I can’t provide a definite answer, but I can provide intelligent speculation. TensorRT may limit FP16 support to hardware platforms where it actually provides acceleration. Currently the only GPUs with high FP16 throughput are V100 and P100. All other GPUs, including GTX 1080 Ti, have very low FP16 throughput, so using that instead of FP32 would actually cause a massive slowdown, which is probably not what you are looking for.
Thank you for your quick response.Surely that can be the reason too.
One more quick question:
While running INT8 inference, i got below output whose accuracies looks great and also there is improvement(~36%) in time required to infer 1 image from FP32 to INT8. But is this improvement expected on Mnist dataset or is it too small, or it may be more on bigger models like Imagenet etc. ?

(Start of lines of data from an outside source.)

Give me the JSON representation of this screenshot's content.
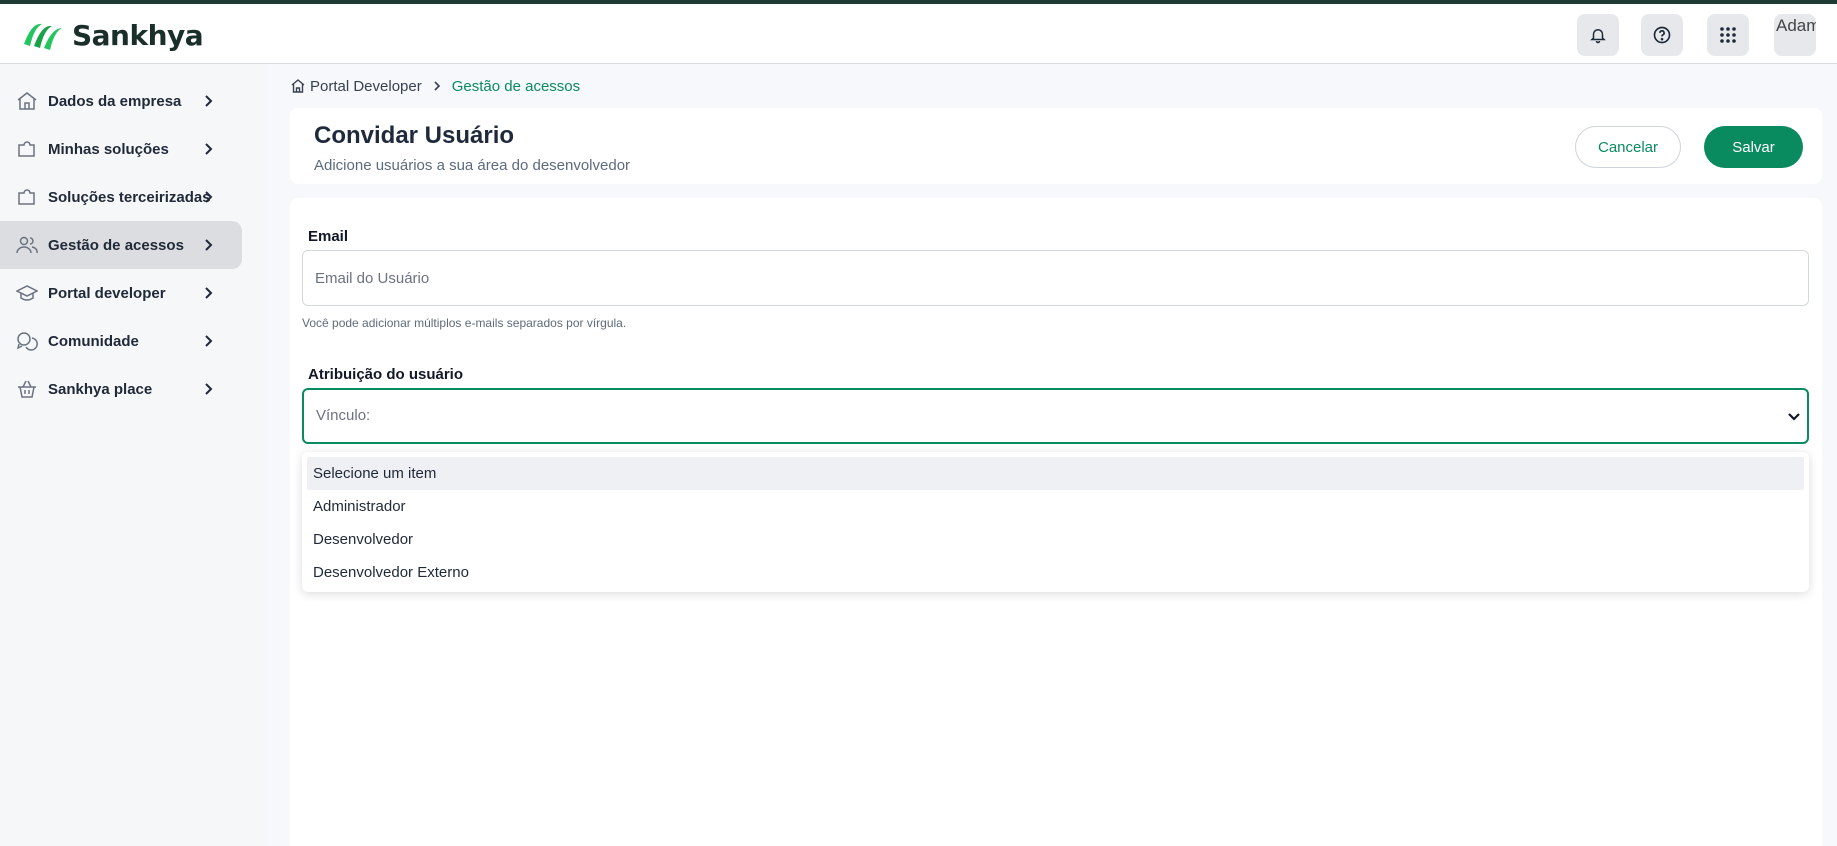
{
  "header": {
    "brand": "Sankhya",
    "avatar_alt": "Adam"
  },
  "sidebar": {
    "items": [
      {
        "label": "Dados da empresa",
        "icon": "home-icon"
      },
      {
        "label": "Minhas soluções",
        "icon": "puzzle-icon"
      },
      {
        "label": "Soluções terceirizadas",
        "icon": "puzzle-outline-icon"
      },
      {
        "label": "Gestão de acessos",
        "icon": "users-icon",
        "active": true
      },
      {
        "label": "Portal developer",
        "icon": "graduation-cap-icon"
      },
      {
        "label": "Comunidade",
        "icon": "chat-bubbles-icon"
      },
      {
        "label": "Sankhya place",
        "icon": "basket-icon"
      }
    ]
  },
  "breadcrumb": {
    "root": "Portal Developer",
    "current": "Gestão de acessos"
  },
  "page": {
    "title": "Convidar Usuário",
    "subtitle": "Adicione usuários a sua área do desenvolvedor",
    "cancel_label": "Cancelar",
    "save_label": "Salvar"
  },
  "form": {
    "email_label": "Email",
    "email_placeholder": "Email do Usuário",
    "email_hint": "Você pode adicionar múltiplos e-mails separados por vírgula.",
    "role_label": "Atribuição do usuário",
    "role_value": "Vínculo:",
    "role_options": [
      "Selecione um item",
      "Administrador",
      "Desenvolvedor",
      "Desenvolvedor Externo"
    ]
  },
  "colors": {
    "accent": "#0a8a5f",
    "brand_dark": "#1a2e2a",
    "active_nav": "#dcdde0"
  }
}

linux:/TensorRT-2.1.2/bin> ./sample_int8 mnist
INT8 run:400 batches of size 100 starting at 100
…
Top1: 0.9909, Top5: 1
Processing 40000 images averaged 0.0014101 ms/image and 0.14101 ms/batch.
FP32 run:400 batches of size 100 starting at 100
…
Top1: 0.9904, Top5: 1
Processing 40000 images averaged 0.00220697 ms/image and 0.220697 ms/batch.
Do you also have an idea how does the Calibration table and batches for other models like Imagenet etc are to be generated like for MNIST.?
I want to test INT8 inference on Imagenet now.